Uneasy Terms
- First edition
- Author: Peter Cheyney
- Language: English
- Series: Slim Callaghan
- Genre: Thriller
- Publisher: William Collins, Sons
- Publication date: 1946
- Publication place: United Kingdom
- Media type: Print
- Preceded by: They Never Say When

= Uneasy Terms (novel) =

1946 novel

Uneasy Terms is a 1946 crime thriller novel by the British writer Peter Cheyney. It was the seventh and last in his series featuring the London-based private detective Slim Callaghan, a British version of the hardboiled heroes of American writing.

==Synopsis==
Callaghan encounter a case in a small country village near Alfriston where a wealthy woman may have been killed by any one of her three attractive daughters, furious about the terms of the new will she was drafting.

==Film adaptation==
In 1948 it was made into a British film of the same title directed by Vernon Sewell and starring Michael Rennie, Moira Lister and Joy Shelton.

==Bibliography==
- Goble, Alan.

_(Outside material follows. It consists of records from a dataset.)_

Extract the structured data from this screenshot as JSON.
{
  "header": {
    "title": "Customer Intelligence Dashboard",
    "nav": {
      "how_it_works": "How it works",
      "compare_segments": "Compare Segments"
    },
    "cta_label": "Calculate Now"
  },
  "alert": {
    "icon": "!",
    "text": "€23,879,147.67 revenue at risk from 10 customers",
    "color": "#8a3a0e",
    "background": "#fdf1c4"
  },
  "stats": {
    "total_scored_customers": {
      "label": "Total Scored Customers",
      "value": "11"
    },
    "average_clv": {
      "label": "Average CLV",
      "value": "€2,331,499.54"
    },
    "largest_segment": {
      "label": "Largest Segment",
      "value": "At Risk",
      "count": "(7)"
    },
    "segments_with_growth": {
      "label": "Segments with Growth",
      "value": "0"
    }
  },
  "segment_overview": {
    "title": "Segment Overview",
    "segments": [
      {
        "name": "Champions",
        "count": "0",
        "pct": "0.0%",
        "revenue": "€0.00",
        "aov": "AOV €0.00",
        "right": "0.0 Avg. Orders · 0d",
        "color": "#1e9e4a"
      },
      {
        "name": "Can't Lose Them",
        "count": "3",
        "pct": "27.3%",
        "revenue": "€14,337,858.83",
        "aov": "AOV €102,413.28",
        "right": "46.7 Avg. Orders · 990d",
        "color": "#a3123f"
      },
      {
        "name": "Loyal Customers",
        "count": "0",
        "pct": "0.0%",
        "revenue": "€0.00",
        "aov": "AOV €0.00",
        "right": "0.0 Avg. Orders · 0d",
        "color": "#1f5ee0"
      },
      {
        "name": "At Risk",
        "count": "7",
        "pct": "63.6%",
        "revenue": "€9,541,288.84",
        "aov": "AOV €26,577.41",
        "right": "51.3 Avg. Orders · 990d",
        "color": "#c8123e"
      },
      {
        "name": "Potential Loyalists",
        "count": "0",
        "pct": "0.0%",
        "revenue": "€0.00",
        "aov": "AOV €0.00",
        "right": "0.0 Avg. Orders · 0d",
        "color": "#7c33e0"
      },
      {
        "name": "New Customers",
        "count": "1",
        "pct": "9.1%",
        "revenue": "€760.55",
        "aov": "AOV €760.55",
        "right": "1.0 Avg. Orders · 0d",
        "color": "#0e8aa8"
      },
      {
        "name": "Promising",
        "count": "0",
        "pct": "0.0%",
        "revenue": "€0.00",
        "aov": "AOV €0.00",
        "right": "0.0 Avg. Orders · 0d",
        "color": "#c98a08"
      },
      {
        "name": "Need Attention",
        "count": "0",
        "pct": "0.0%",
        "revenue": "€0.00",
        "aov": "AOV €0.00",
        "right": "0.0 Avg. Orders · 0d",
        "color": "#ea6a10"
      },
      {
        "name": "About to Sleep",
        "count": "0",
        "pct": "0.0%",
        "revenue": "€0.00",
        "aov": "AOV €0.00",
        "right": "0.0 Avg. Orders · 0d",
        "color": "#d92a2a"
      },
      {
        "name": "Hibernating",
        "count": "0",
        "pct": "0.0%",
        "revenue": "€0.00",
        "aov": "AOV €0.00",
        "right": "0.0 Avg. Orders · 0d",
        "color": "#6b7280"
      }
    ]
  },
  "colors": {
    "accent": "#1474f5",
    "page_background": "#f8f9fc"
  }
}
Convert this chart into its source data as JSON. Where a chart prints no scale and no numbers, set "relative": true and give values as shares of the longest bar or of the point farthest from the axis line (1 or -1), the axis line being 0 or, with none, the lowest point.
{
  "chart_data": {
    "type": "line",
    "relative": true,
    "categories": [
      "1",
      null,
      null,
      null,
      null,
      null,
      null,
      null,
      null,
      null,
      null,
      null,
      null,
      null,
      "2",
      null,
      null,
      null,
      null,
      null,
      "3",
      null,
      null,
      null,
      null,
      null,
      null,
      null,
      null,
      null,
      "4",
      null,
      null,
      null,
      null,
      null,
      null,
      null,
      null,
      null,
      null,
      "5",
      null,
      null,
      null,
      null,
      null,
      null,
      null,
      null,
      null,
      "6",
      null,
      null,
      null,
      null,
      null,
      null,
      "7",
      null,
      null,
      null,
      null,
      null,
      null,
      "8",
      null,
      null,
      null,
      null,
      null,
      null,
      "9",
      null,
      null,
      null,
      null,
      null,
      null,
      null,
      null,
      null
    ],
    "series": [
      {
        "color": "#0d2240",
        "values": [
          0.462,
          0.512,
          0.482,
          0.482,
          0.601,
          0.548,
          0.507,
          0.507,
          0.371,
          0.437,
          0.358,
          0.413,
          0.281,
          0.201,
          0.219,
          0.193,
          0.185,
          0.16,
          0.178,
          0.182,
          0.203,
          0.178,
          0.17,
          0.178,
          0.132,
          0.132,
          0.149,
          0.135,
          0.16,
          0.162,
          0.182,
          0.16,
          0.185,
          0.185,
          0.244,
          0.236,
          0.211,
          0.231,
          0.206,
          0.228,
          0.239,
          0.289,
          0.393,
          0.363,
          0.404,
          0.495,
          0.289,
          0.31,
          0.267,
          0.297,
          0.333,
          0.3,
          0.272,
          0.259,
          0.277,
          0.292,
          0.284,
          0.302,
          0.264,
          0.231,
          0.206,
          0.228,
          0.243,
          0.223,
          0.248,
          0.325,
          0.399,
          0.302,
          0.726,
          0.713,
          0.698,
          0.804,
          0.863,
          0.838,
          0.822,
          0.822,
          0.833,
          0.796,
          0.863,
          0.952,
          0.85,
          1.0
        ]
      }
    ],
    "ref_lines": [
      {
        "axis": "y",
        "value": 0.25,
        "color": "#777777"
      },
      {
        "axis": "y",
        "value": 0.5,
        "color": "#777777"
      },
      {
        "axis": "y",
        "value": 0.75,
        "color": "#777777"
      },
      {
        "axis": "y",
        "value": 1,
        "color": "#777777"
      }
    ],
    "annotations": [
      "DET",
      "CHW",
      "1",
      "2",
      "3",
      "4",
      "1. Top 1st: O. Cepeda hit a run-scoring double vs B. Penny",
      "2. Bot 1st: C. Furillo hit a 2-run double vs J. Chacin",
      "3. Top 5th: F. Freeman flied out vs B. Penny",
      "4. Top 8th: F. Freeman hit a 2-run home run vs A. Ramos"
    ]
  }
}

The Complete Index to Literary Sources in Film. Walter de Gruyter, 1999.
- Magill, Frank Northen. Critical Survey of Mystery and Detective Fiction: Authors, Volume 1. Salem Press, 1988.
- Reilly, John M. Twentieth Century Crime & Mystery Writers. Springer, 2015.
- Server, Lee. Encyclopedia of Pulp Fiction Writers. Infobase Publishing, 2014.